No tocante à proteção à família, a atuação da Comissão destacou-se por recomendação

feita à Corte para que, na fixação da reparação a ser prestada à família do(s) indígena(s)

morto(s), fosse considerada a noção de família vigente naquela tribo. Um dos casos mais

emblemáticos envolveu os saramaka, no Suriname, onde imperavam as famílias matriarcais.

Nessa ocasião, a Corte aceitou a recomendação feita, sustentando que “la evidencia ofrecida

llevaba a la conclusión que el derecho nacional surinamés de familia no era efectivo para los

Saramacas, quienes lo desconocen y adhieren a sus propias reglas109”.

Os mais recentes pronunciamentos da Comissão – seja em recomendações ou informes

– envolvem o direito às terras e aos recursos naturais, à autodeterminação e à autonomia,

sublinhando o caráter coletivo desses direitos e a necessidade de sua incorporação pelos

Estados nacionais.

106 Resolução 12/85 do Informe anual da CIDH de 1985. 107 CIDH informe especial sobre a Guatemala 1983 108 CIDH Caso 10 975 Piche Cuca. (Guatemala) Informe n. 36-96. Informe Anual 1995. 109 Aloebotoe et al. (Suriname). Corte I.D.H. Sentença de Reparações. 10 de setembro de 1993.

92

Embora profundamente relacionadas, a atuação da Comissão e da Corte

Interamericana diferenciam-se pelo caráter doutrinário dos pareceres da primeira – mais

dinâmico e flexível do que as decisões judiciais. Associado a isso, se considerarmos que a

maioria dos Estados da América Central e mesmo os Estados Unidos não aceitam a jurisdição

da Corte, a atuação da Comissão torna-se ainda mais relevante.

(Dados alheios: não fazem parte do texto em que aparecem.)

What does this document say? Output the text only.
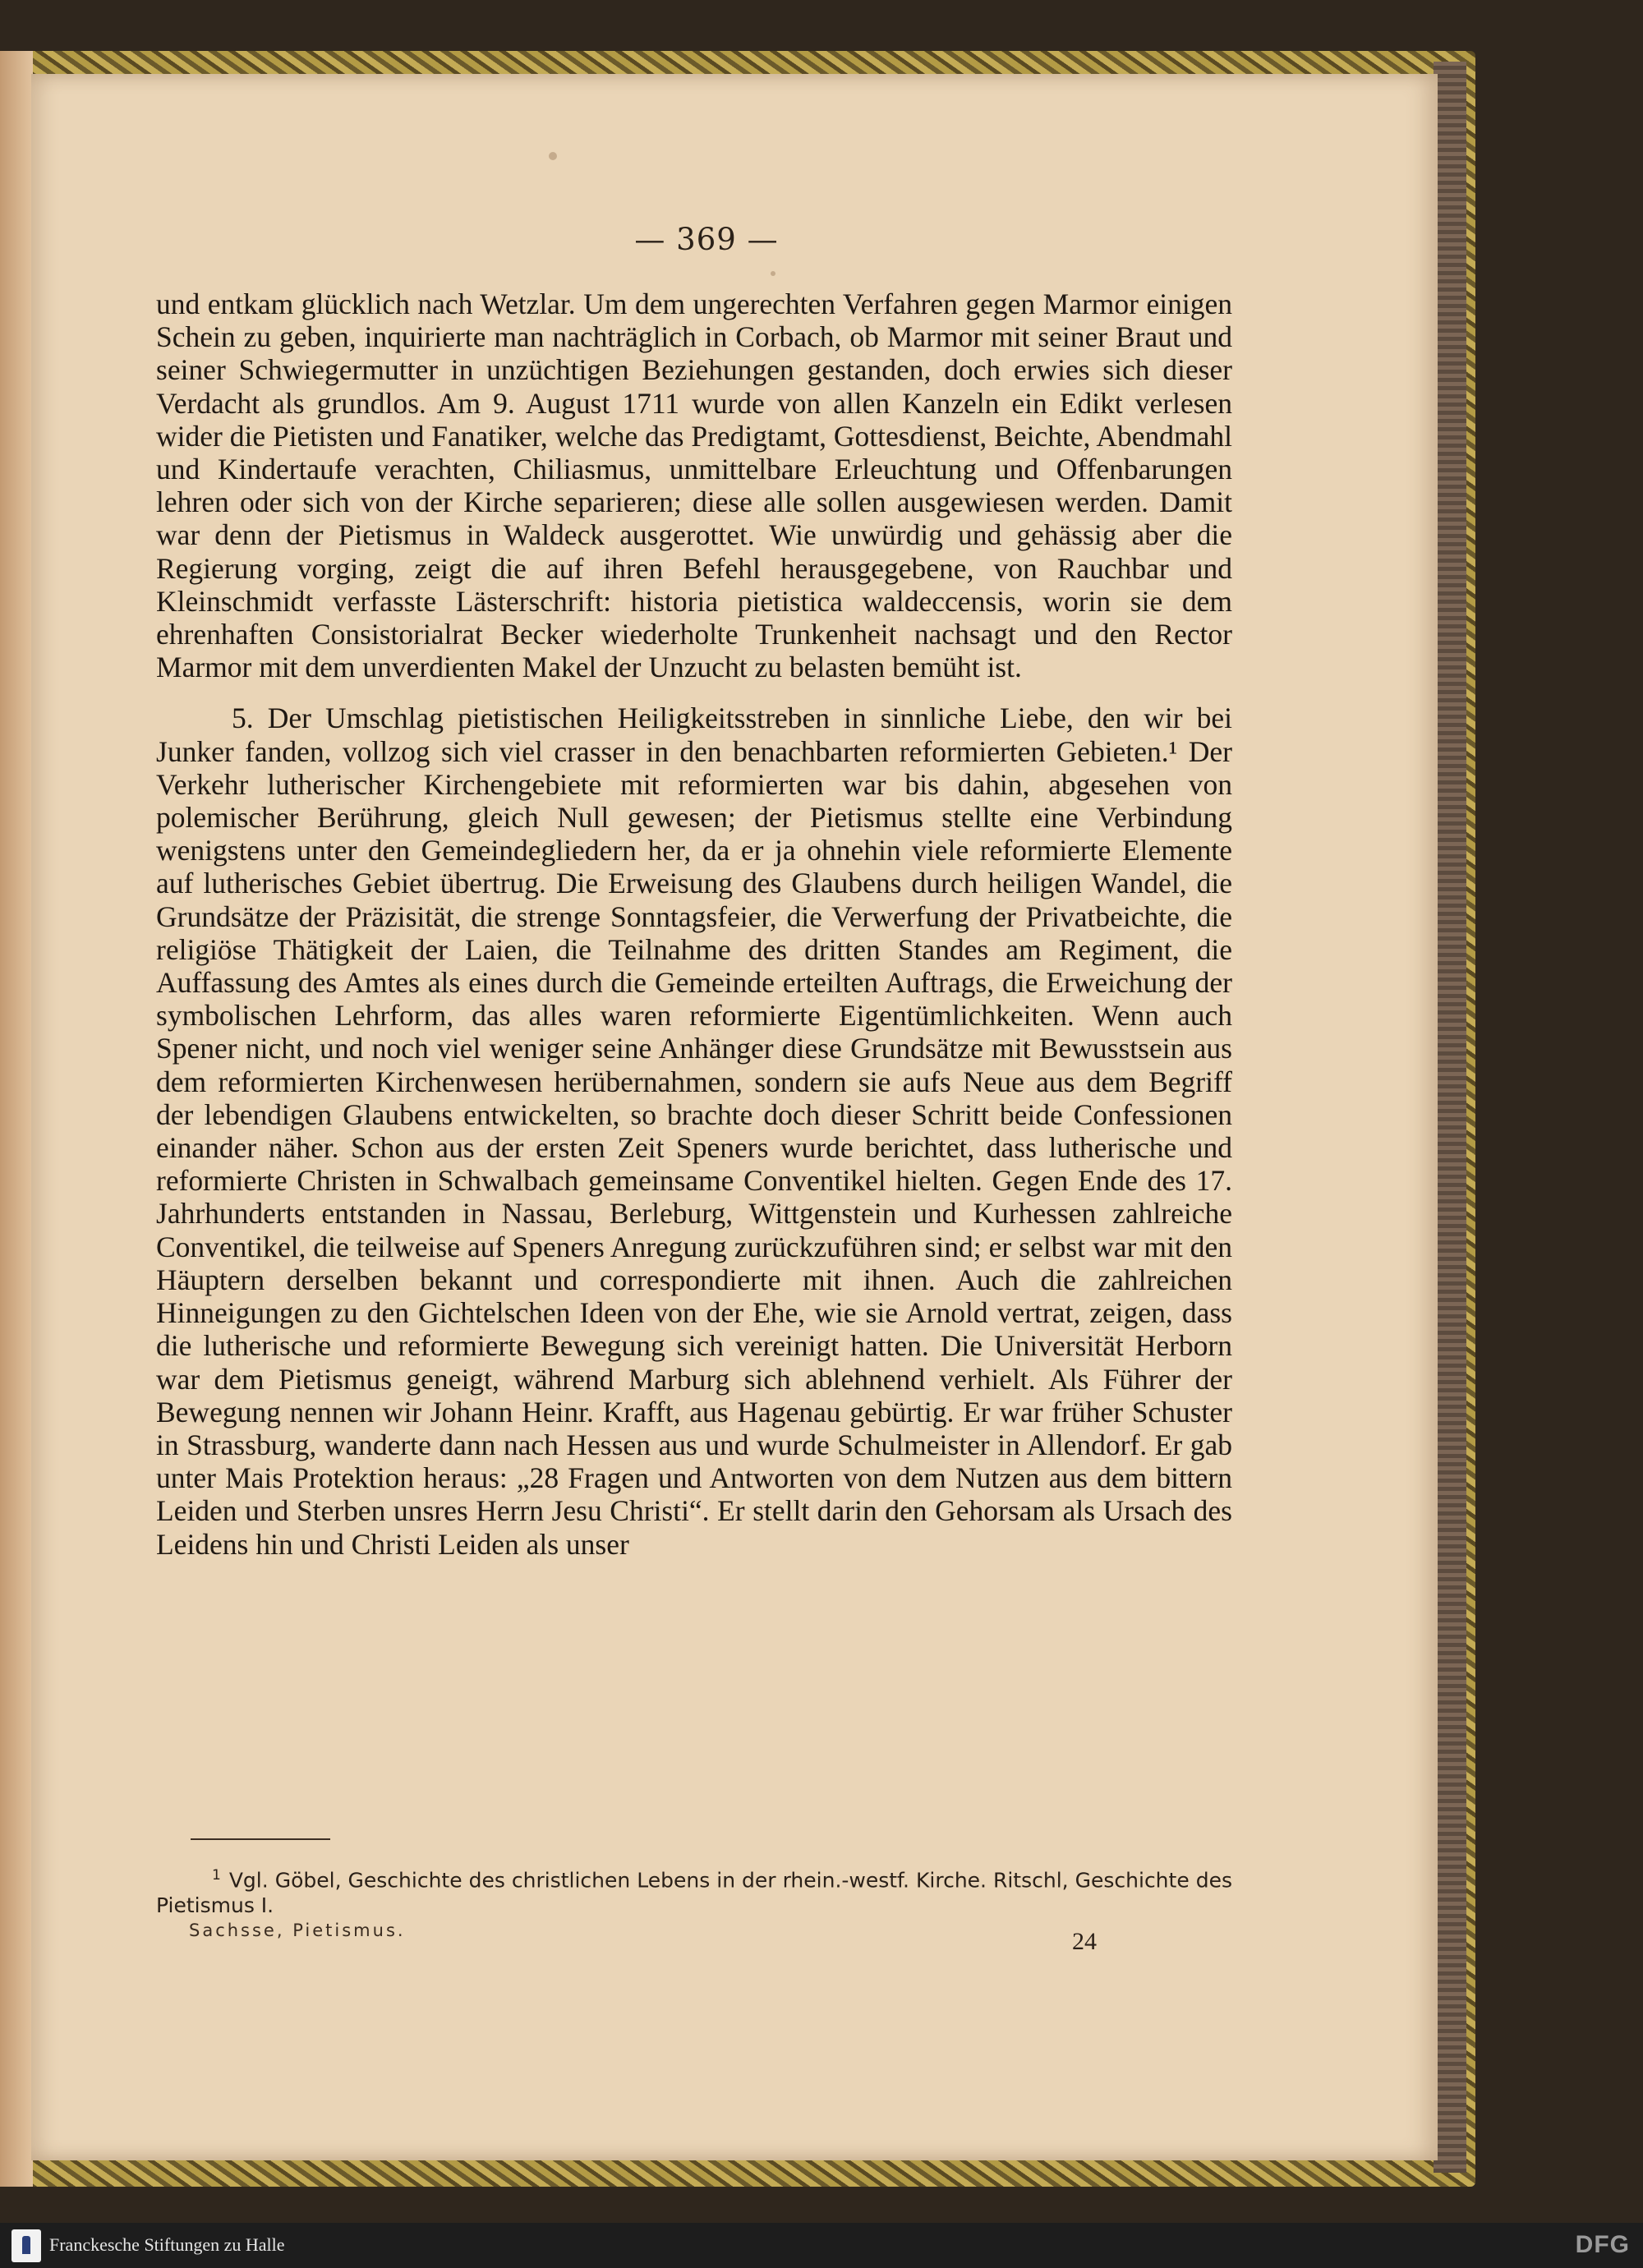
— 369 —

und entkam glücklich nach Wetzlar. Um dem ungerechten Verfahren gegen Marmor einigen Schein zu geben, inquirierte man nachträglich in Corbach, ob Marmor mit seiner Braut und seiner Schwiegermutter in unzüchtigen Beziehungen gestanden, doch erwies sich dieser Verdacht als grundlos. Am 9. August 1711 wurde von allen Kanzeln ein Edikt verlesen wider die Pietisten und Fanatiker, welche das Predigtamt, Gottesdienst, Beichte, Abendmahl und Kindertaufe verachten, Chiliasmus, unmittelbare Erleuchtung und Offenbarungen lehren oder sich von der Kirche separieren; diese alle sollen ausgewiesen werden. Damit war denn der Pietismus in Waldeck ausgerottet. Wie unwürdig und gehässig aber die Regierung vorging, zeigt die auf ihren Befehl herausgegebene, von Rauchbar und Kleinschmidt verfasste Lästerschrift: historia pietistica waldeccensis, worin sie dem ehrenhaften Consistorialrat Becker wiederholte Trunkenheit nachsagt und den Rector Marmor mit dem unverdienten Makel der Unzucht zu belasten bemüht ist.

5. Der Umschlag pietistischen Heiligkeitsstreben in sinnliche Liebe, den wir bei Junker fanden, vollzog sich viel crasser in den benachbarten reformierten Gebieten.¹ Der Verkehr lutherischer Kirchengebiete mit reformierten war bis dahin, abgesehen von polemischer Berührung, gleich Null gewesen; der Pietismus stellte eine Verbindung wenigstens unter den Gemeindegliedern her, da er ja ohnehin viele reformierte Elemente auf lutherisches Gebiet übertrug. Die Erweisung des Glaubens durch heiligen Wandel, die Grundsätze der Präzisität, die strenge Sonntagsfeier, die Verwerfung der Privatbeichte, die religiöse Thätigkeit der Laien, die Teilnahme des dritten Standes am Regiment, die Auffassung des Amtes als eines durch die Gemeinde erteilten Auftrags, die Erweichung der symbolischen Lehrform, das alles waren reformierte Eigentümlichkeiten. Wenn auch Spener nicht, und noch viel weniger seine Anhänger diese Grundsätze mit Bewusstsein aus dem reformierten Kirchenwesen herübernahmen, sondern sie aufs Neue aus dem Begriff der lebendigen Glaubens entwickelten, so brachte doch dieser Schritt beide Confessionen einander näher. Schon aus der ersten Zeit Speners wurde berichtet, dass lutherische und reformierte Christen in Schwalbach gemeinsame Conventikel hielten. Gegen Ende des 17. Jahrhunderts entstanden in Nassau, Berleburg, Wittgenstein und Kurhessen zahlreiche Conventikel, die teilweise auf Speners Anregung zurückzuführen sind; er selbst war mit den Häuptern derselben bekannt und correspondierte mit ihnen. Auch die zahlreichen Hinneigungen zu den Gichtelschen Ideen von der Ehe, wie sie Arnold vertrat, zeigen, dass die lutherische und reformierte Bewegung sich vereinigt hatten. Die Universität Herborn war dem Pietismus geneigt, während Marburg sich ablehnend verhielt. Als Führer der Bewegung nennen wir Johann Heinr. Krafft, aus Hagenau gebürtig. Er war früher Schuster in Strassburg, wanderte dann nach Hessen aus und wurde Schulmeister in Allendorf. Er gab unter Mais Protektion heraus: „28 Fragen und Antworten von dem Nutzen aus dem bittern Leiden und Sterben unsres Herrn Jesu Christi“. Er stellt darin den Gehorsam als Ursach des Leidens hin und Christi Leiden als unser

$^1$ Vgl. Göbel, Geschichte des christlichen Lebens in der rhein.-westf. Kirche. Ritschl, Geschichte des Pietismus I.
Sachsse, Pietismus.	24
Franckesche Stiftungen zu Halle	DFG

A Corte, por sua vez, cumula as competências consultiva e contenciosa. No exercício

desta última é que se destaca sua atuação na temática indígena, seja pela afirmação dos

direitos garantidos e a adaptação necessária de seu conteúdo à realidade indígena, seja pelas

reparações fixadas, cujo caráter vai além da dimensão pecuniária. Uma vez que ainda não

conta com uma normativa nomeadamente indígena, as violações dos direitos dessas

comunidades são julgadas no marco da Convenção Americana sobre Direitos Humanos.

Tendo em conta essa limitação, realça-se o modo progressivo e relativista com que se tem

aplicado um direito de forte influência germânica às causas indígenas. Nesse sentido, nota-se

que as estratégias de interpretação que vêm sendo adotadas pela Corte baseiam-se,

essencialmente, na adoção de três critérios (MELO, 2006): I) a compreensão dos instrumentos

de direitos humanos como instrumentos vivos; II) a polissemia dos termos jurídicos; IIII) a

adoção subsidiária da normativa internacional de direitos humanos.

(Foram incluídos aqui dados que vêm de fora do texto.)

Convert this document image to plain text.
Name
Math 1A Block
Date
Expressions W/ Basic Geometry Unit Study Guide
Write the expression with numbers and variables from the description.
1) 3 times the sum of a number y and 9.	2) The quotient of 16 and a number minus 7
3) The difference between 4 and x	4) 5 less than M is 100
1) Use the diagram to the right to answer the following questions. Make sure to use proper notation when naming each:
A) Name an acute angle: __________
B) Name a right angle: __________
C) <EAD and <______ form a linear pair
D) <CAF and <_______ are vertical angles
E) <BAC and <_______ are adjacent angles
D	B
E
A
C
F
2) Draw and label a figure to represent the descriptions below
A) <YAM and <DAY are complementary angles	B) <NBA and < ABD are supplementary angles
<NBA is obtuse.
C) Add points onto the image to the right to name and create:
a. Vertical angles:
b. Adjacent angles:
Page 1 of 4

Enquanto o primeiro critério indica que os instrumentos de direitos humanos não

devem ser aplicados de maneira rígida ou estática, o segundo assevera que os termos jurídicos

empregados nesses documentos têm sentido e alcance autônomos, que devem ser moldados

conforme as realidades a que tiverem de atender. Juntamente com o terceiro critério, que

admite a consideração de todo o arcabouço jurídico em matéria de direitos humanos em um

julgamento, nota-se a inspiração na “regra por homine”, inerente ao Direito Internacional dos

Direitos Humanos. Essa regra afirma que o Direito deve utilizar-se de tudo que estiver a seu

dispor para garantir a dignidade e assegurar os direitos fundamentais dos seres humanos.

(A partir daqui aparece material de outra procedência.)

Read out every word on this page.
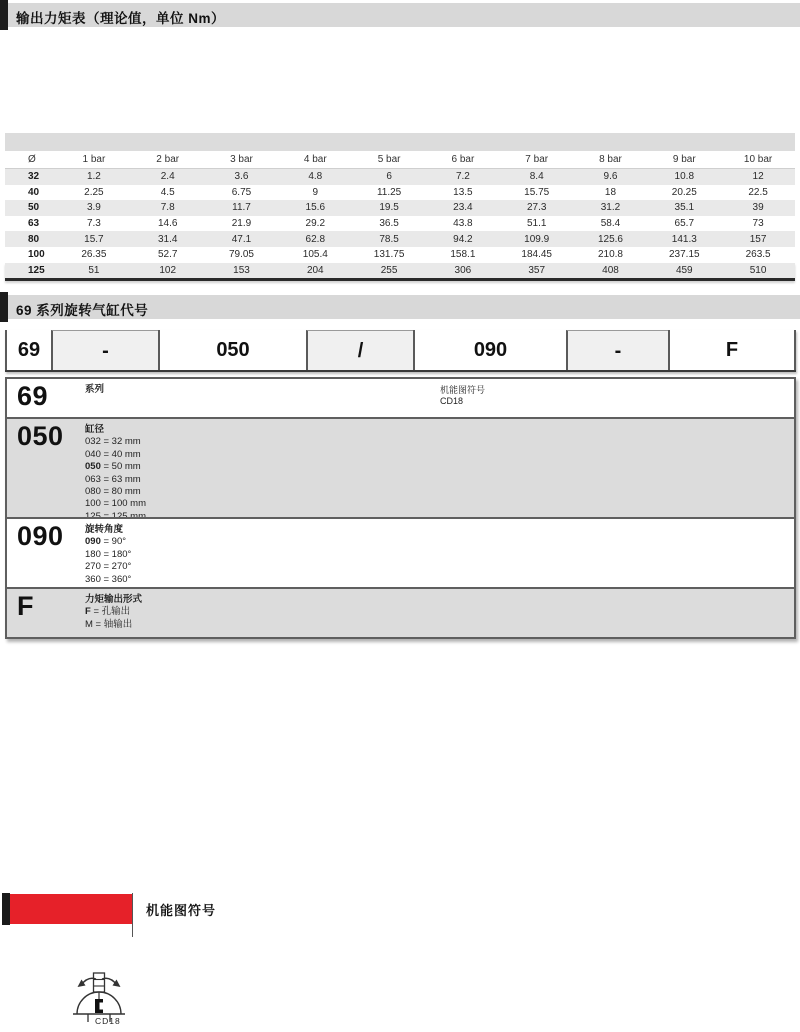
输出力矩表（理论值，单位 Nm）
Ø	1 bar	2 bar	3 bar	4 bar	5 bar	6 bar	7 bar	8 bar	9 bar	10 bar
32	1.2	2.4	3.6	4.8	6	7.2	8.4	9.6	10.8	12
40	2.25	4.5	6.75	9	11.25	13.5	15.75	18	20.25	22.5
50	3.9	7.8	11.7	15.6	19.5	23.4	27.3	31.2	35.1	39
63	7.3	14.6	21.9	29.2	36.5	43.8	51.1	58.4	65.7	73
80	15.7	31.4	47.1	62.8	78.5	94.2	109.9	125.6	141.3	157
100	26.35	52.7	79.05	105.4	131.75	158.1	184.45	210.8	237.15	263.5
125	51	102	153	204	255	306	357	408	459	510
69 系列旋转气缸代号
69	-	050	/	090	-	F
69	系列	机能图符号
CD18
050	缸径
032 = 32 mm
040 = 40 mm
050 = 50 mm
063 = 63 mm
080 = 80 mm
100 = 100 mm
125 = 125 mm
090	旋转角度
090 = 90°
180 = 180°
270 = 270°
360 = 360°
F	力矩输出形式
F = 孔输出
M = 轴输出
机能图符号
CD18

Dessa forma, exalta o homem como a grande medida e fim do Direito.

Como marcos desse panorama, citam-se dois casos emblemáticos: o caso Awas Tingni

versus Nicarágua e o caso Yatama versus Nicarágua. O caso Awas Tingni envolve uma

comunidade indígena localizada na Costa Atlântica da Nicarágua, composta de

aproximadamente 700 indivíduos que, em junho de 1995, viu o território em que viviam ser

cedido pelo governo regional à empresa Sol Del Caribe S.A, para exploração madeireira.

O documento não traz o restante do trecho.